Dominoes are small, rectangular blocks with a number of spots or pips on one face and a blank or identically patterned face. They can be made from a wide range of materials, including bone and silver lip oyster shell (mother of pearl, MOP), ivory, or a dark hardwood such as ebony; and they may have contrasting black or white pips inlaid or painted. The spots or pips are sometimes referred to as the domino “marks.”
When you flick a domino in a line and it falls, much of its potential energy is converted to kinetic energy, the energy of motion. Some of this energy is transmitted to the next domino, giving it the push it needs to fall, and the process continues. The resulting chain reaction is also known as the Domino Effect. The term can be used either literally—describing a sequence of actual collisions—or metaphorically, to describe causal linkages within systems such as global finance or politics.
A domino set is a collection of domino tiles that can be used to play several different games. The most common set has 28 tiles; it can be expanded to include larger sets that contain up to a hundred or more dominoes. Many people enjoy arranging the dominoes in a straight or curved line and then knocking them over. Others like to create intricate domino art or use them to teach children counting and motor skills.

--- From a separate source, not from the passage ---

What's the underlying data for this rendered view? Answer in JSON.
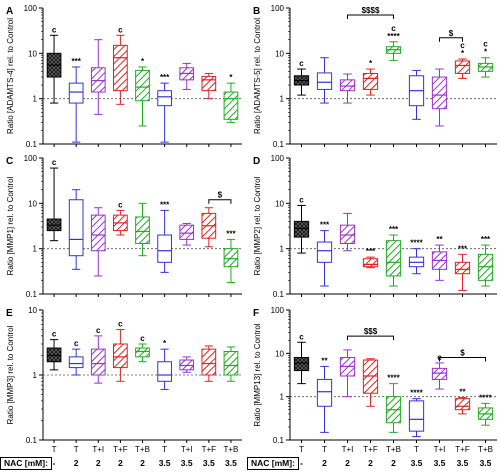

There are many different rules for laying dominoes, but the basic idea is that a player scores points by putting down dominoes end to end such that the exposed ends match: one’s touch two’s, and two’s touch three’s. Often, additional tiles are placed straddling the long side of a double to allow for future dominoes to be added.
Dominos can be played with both hands or with just one; the first player to score wins. Normally, players draw their tiles before playing, and the first domino is then placed on the table (either by drawing lots or by who holds the highest-value tile). The player then places his or her hand over the first domino to prevent it from being seen.
Some domino games require that all of a player’s tiles be played before the next person can begin; this is called being out. If you’re out, you must “knock” or rap the table to signal that you can no longer continue. The remaining players then take turns placing their dominoes, attempting to make as many matches as possible.
When a company experiences low employee satisfaction, it’s important for leadership to communicate with employees. This is what Domino’s Pizza CEO Don Meij did on the television show Undercover Boss. Meij worked in a busy Domino’s restaurant and talked to delivery service drivers. By listening to employees and addressing their complaints, Domino’s was able to improve employee morale.
When you’re writing a story, each scene domino represents a point that advances information or an argument. Using this technique, you can ensure that your story flows smoothly from one scene to the next.